Background: Critical examination of the quality and validity of available allergic rhinitis (AR) literature is necessary to improve understanding and to appropriately translate this knowledge to clinical care of the AR patient. To evaluate the existing AR literature, international multidisciplinary experts with an interest in AR have produced the International Consensus statement on Allergy and Rhinology: Allergic Rhinitis (ICAR:AR).
Methods: Using previously described methodology, specific topics were developed relating to AR. Each topic was assigned a literature review, evidence-based review (EBR), or evidence-based review with recommendations (EBRR) format as dictated by available evidence and purpose within the ICAR:AR document. Following iterative reviews of each topic, the ICAR:AR document was synthesized and reviewed by all authors for consensus.
Results: The ICAR:AR document addresses over 100 individual topics related to AR, including diagnosis, pathophysiology, epidemiology, disease burden, risk factors for the development of AR, allergy testing modalities, treatment, and other conditions/comorbidities associated with AR.
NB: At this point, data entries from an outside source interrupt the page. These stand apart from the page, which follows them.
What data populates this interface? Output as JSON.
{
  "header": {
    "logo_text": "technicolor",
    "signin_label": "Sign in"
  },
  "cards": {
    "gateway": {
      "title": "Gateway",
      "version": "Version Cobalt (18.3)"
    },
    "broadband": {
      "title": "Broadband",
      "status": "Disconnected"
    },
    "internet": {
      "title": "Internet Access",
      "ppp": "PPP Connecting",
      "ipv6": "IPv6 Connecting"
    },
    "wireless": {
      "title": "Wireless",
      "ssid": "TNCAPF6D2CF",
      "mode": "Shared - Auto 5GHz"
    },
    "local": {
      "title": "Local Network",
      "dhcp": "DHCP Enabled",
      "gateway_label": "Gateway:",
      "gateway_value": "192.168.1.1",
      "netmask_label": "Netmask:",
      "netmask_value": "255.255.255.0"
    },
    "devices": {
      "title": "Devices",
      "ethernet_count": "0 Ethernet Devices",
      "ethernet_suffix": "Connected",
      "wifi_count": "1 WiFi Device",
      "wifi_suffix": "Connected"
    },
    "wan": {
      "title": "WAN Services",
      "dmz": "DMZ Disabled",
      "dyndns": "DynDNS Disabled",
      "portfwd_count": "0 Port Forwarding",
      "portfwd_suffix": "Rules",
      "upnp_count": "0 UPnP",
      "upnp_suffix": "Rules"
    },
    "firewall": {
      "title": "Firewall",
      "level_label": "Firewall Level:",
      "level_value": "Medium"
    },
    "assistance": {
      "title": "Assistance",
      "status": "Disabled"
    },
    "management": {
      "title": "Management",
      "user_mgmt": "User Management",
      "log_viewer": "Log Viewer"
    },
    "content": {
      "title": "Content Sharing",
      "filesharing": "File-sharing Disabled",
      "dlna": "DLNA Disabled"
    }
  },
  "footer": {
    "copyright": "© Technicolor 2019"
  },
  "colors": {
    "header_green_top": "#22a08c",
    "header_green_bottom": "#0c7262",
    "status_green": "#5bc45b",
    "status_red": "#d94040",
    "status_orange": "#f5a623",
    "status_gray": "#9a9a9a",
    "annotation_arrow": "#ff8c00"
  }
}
Conclusion: This critical review of the AR literature has identified several strengths; providers can be confident that treatment decisions are supported by rigorous studies. However, there are also substantial gaps in the AR literature. These knowledge gaps should be viewed as opportunities for improvement, as often the things that we teach and the medicine that we practice are not based on the best quality evidence. This document aims to highlight the strengths and weaknesses of the AR literature to identify areas for future AR research and improved understanding.
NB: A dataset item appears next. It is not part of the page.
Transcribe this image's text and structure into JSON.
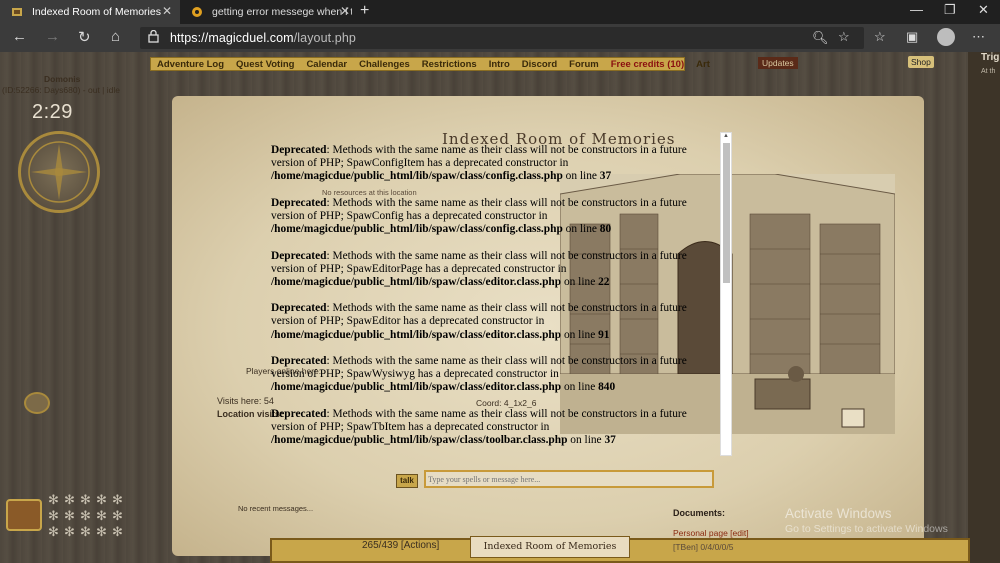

Keywords: IgE; allergen extract; allergen immunotherapy; allergic rhinitis; allergy; antihistamine; asthma; atopic dermatitis; avoidance; biologic; cockroach; conjunctivitis; consensus; corticosteroid; cough; cromolyn; decongestant; environment; eosinophilic esophagitis; epicutaneous immunotherapy; epidemiology; evidence-based medicine; food allergy; genetics; house dust mite; immunoglobulin E; immunotherapy; inhalant allergy; leukotriene; microbiome; occupational rhinitis; omalizumab; pathophysiology; perennial; pet dander; pollen; probiotic; quality of life; rhinitis; rhinosinusitis; risk factor; saline; seasonal; sensitization; sinusitis; sleep; socioeconomic; specific IgE; subcutaneous immunotherapy; sublingual immunotherapy; systematic review; total IgE; transcutaneous immunotherapy; validated survey.